Une méthode standard de dépistage de nouvelles substances psychoactives a été appliquée pendant une durée totale de 60 minutes, les temps de rétention des CS étant compris entre 21,9 et 48,0 minutes. L’ordre de classement (temps de rétention) des dix CS analysées était le suivant, du rang le plus bas au rang le plus élevé : UR-144 ; JWH-250 ; HU210 ; RCS-4 ; JWH-073 ; JWH-018 ; JWH-019 ; AM-2201 ; JWH-122 ; JWH-081 ; et JWH-200. Les données de spectrométrie de masse (MS) sélectionnées que nous avons recueillies dans la littérature et dans notre propre banque de données sont résumées dans le tableau 3 et identifient plusieurs CS, dont certains sont parmi les plus notoires. Conformément à la grande variété de structures chimiques, les spectres de masse dans des conditions d’impact électronique diffèrent largement d’un CS à l’autre, avec quelques divergences entre les spectres rapportés en termes d’intensité des ions. Un ion moléculaire intense (M+) est souvent présent et des fragmentations sont couramment observées de part et d’autre du groupe carbonyle : par exemple, les CS portant un groupement n-pentyle présentent un ion intense à m/z =214 correspondant au n-pentyle indoloyl, et ceux portant un groupement 5-fluoropentyle présentent un ion intense à m/z =232 (fluoropentyle indoloyl). Le schéma de fragmentation spectrale de masse des SC comprend également la formation de différents ions immonium à m/z =144 (groupe indoloyl), 155 (groupe naphtol) ou 127 (groupe naphtol). Des méthodes GC-MS ont été mises au point pour déterminer la composition des mélanges de plantes Spice, mais elles semblent inadéquates pour mesurer les concentrations dans l’échantillon biologique de l’utilisateur.

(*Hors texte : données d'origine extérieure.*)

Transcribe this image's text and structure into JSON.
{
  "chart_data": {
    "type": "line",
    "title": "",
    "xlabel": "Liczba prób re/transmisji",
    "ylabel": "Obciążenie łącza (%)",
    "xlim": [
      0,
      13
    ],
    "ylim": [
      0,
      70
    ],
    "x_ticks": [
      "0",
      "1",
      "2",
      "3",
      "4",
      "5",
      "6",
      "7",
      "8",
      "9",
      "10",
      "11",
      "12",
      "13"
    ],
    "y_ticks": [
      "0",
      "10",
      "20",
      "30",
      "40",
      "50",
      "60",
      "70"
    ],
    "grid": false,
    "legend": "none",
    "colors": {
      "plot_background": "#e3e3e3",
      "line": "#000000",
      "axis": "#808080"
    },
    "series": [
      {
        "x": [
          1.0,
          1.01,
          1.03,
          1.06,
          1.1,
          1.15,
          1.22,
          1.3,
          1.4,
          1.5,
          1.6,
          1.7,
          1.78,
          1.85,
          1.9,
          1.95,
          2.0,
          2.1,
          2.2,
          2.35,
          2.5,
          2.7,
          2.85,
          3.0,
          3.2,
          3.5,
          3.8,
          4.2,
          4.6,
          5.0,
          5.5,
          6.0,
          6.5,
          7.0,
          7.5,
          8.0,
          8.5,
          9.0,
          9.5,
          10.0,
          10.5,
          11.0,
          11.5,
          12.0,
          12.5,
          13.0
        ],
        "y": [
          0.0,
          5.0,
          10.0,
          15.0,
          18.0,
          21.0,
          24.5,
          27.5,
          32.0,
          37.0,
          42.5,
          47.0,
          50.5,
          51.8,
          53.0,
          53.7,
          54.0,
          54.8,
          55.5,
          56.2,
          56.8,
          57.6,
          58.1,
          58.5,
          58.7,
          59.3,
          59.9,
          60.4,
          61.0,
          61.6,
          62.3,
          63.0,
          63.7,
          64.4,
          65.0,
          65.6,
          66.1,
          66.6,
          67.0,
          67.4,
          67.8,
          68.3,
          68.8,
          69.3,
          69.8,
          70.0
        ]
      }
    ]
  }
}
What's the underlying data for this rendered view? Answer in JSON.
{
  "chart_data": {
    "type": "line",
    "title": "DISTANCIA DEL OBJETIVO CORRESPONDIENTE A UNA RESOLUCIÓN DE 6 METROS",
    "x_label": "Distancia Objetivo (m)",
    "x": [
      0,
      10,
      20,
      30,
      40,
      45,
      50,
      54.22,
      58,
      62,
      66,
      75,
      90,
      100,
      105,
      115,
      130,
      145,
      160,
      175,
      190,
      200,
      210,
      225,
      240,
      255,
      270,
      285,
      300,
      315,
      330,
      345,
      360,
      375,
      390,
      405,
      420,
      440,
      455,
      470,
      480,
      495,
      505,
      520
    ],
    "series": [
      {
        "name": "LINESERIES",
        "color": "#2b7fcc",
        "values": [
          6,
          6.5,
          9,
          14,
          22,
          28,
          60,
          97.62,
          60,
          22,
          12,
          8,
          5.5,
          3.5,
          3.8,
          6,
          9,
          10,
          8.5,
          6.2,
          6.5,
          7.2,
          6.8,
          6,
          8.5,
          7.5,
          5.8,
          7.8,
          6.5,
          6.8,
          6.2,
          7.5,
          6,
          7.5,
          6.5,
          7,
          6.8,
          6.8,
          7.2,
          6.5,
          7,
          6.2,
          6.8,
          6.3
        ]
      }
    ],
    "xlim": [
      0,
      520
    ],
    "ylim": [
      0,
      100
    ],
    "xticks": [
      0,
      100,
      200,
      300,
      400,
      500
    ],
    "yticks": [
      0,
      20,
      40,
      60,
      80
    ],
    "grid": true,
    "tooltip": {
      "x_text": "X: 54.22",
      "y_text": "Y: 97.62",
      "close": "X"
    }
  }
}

LC-MS. Différentes méthodes de dépistage LC-MS/MS ou semi-quantitatives et quantitatives ont été publiées et identifient et quantifient les CS dans divers échantillons – urine, sérum, sang, fluide oral ou cheveux. Un C18 en phase inverse classique ou ultra-performant est généralement utilisé pour la séparation chromatographique avant l’analyse par LC-tandem MS en utilisant l’ionisation positive par électrospray en mode de surveillance de réaction multiple. Les transitions de surveillance de réaction multiple pour les CS sont présentées dans le tableau 4. Pour toutes les substances, les ions Q1 dominants étaient les ions moléculaires protonés ([M+H]+), et au moins deux ions produits d’abondance acceptable peuvent être obtenus. Les ions C11H7O+ (m/z =155,0) et C10H7+ (m/z =127,0) peuvent être considérés comme des ions caractéristiques communs. Des déterminations et des quantifications simultanées des métabolites de CS ont également été appliquées avec succès à des échantillons d’urine. Afin de compléter le criblage MS/MS ciblé, une LC à ultra-haute performance couplée à des méthodes de MS à temps de vol quadripolaire à haute résolution et à haute sensibilité ont également été développées pour cribler directement les CS dans des échantillons tels que l’urine ou les cheveux. -Les limites de quantification pour le dosage des CS dans l’urine, en utilisant une source d’ionisation par électrospray en polarité positive, sont d’environ 0,1-1 μg/L, avec des limites supérieures de linéarité à 50-100 μg/L. Par conséquent, la LC-MS-MS est la seule méthode qui présente une sensibilité suffisante pour quantifier les CS dans les fluides biologiques.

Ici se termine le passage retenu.